“My Voice” by Alyssa Schiller

Alyssa Schiller - 'Survivor'

Let’s start out with my vital statistics – I was diagnosed with breast cancer at age 29 in 2005.  I don’t remember all the verbiage used to describe it and haven’t cared enough to go back and look either.  It required that I have a mastectomy, chemo and radiation – I opted to have my ovaries removed to complete the package.  What I did care about was that cancer was trying to take me at the same age it had taken my father when I was five (my mother died a year later of a car accident when I was six.)  It was trying to take me away from my children, my family, and my life.

I was a young wife and a mother.  My husband and I had worked long & hard, side by side building our business from nothing.  I was a health nut, I worked out four times a week and my youngest son had never even tasted a soda pop.  Our kitchen was filled with only sprouted whole grain breads, organic fruits and veggies – you couldn’t find a label that had high fructose corn syrup on it.  So, to say I was surprised when I found my lump is an understatement.  Thankfully for me I had a great doctor who took it seriously.  We found ourselves going from zero to sixty in a week down the cancer highway.

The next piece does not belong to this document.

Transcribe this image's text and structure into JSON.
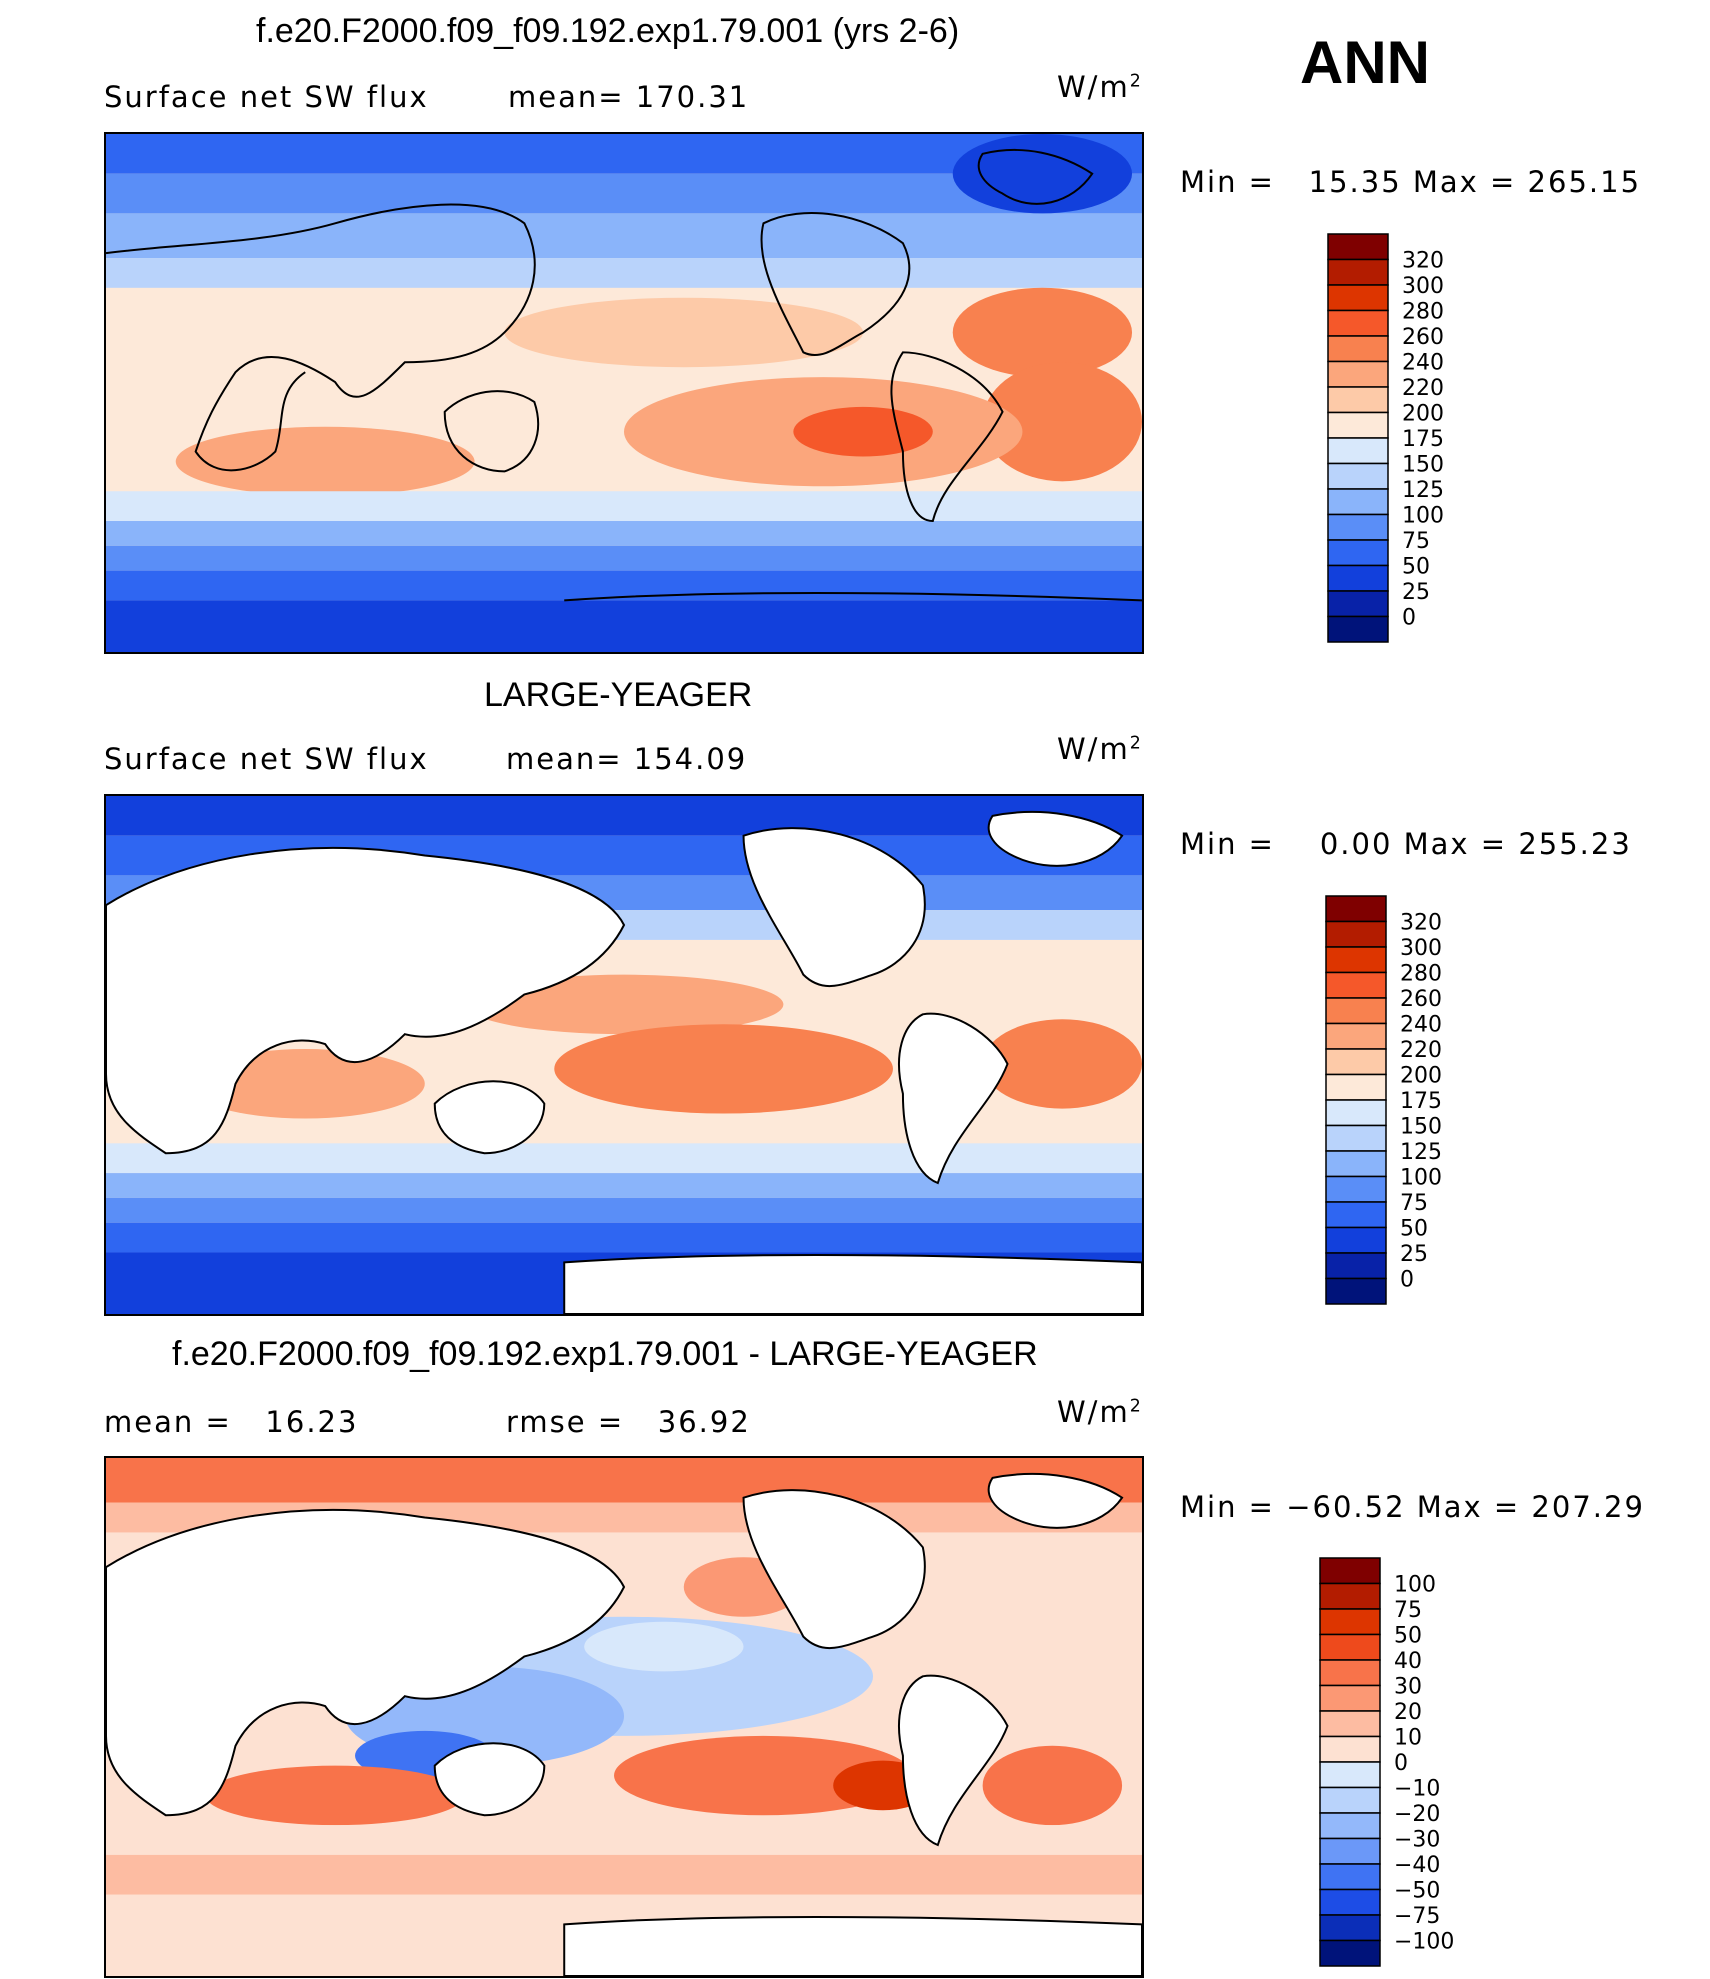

I had had an early dose of tragedy in my life and knew what it was like to lose those closest to you.  I knew all to well the hurt that my husband and three children would feel.  I knew that I didn’t love my children anymore then my father loved us, but he still lost his battle.  I wasn’t going to win this battle because of how much I loved my life or my children – I surrounded myself with great doctors and did what they told me.  I set my mind that if cancer wanted my boobs- take them, chemo wanted my hair – you can have it, radiation wanted my skin – go for it, but I wasn’t going to lose being me for anything.  So I laughed, and joked, dressed up for the most menial appointment, continued to work, went out with my girlfriends, and had fun.

Once the initial battle was over the dust had settled – I was still alive. Only then did I realize that my journey had only just begun.  I had survived….now what?  I had made it to 30, I was boobless and bald – but I had made it…right?!  What do I do now?  How do I live my life to the fullest, appreciate everyday, make memories with my children, be a great wife…and be a survivor?  For the first time since my diagnosis I floundered.  I thought I would just be so happy to have made it that all of that would just work itself out.  I wasn’t prepared for the sleepless nights, the constant panic I felt with every little ache or pain, the guilt that I wasn’t doing this “survivorship” thing right.  How could you live everyday to the fullest and still live an everyday life? How did this “everyday is a gift” thing work? I was so exhausted from nights of worry & panic that I could barely make it through the day, let alone remember to be thankful for it.  I wished I had a book “Survivorship For Dummies,” because I was losing me.

I finally realized that being a survivor wasn’t going to define me, I was going to define it.  I couldn’t fit into any mold of survivorship that worked for anyone else.  I needed to make my own mold….. and I found me again.  I found a group of breast cancer survivors who loved their motorcycles as much as I loved mine.  I went on an amazing adventure up the coast of CA on Harley- Davidsons with Amazon Heart. I quit working so hard at trying to make memories, and just started to let the memories make themselves.  Survivorship for me hasn’t changed the fact that some days just suck, my kids can still drive me crazy, and my husband and I can still rumble with the best of them.  Does that make me ungrateful or unappreciative?  No.  It makes me real, and it makes me me.  I’ve survived a lot of things in my life,  and cancer just happens to be one of them.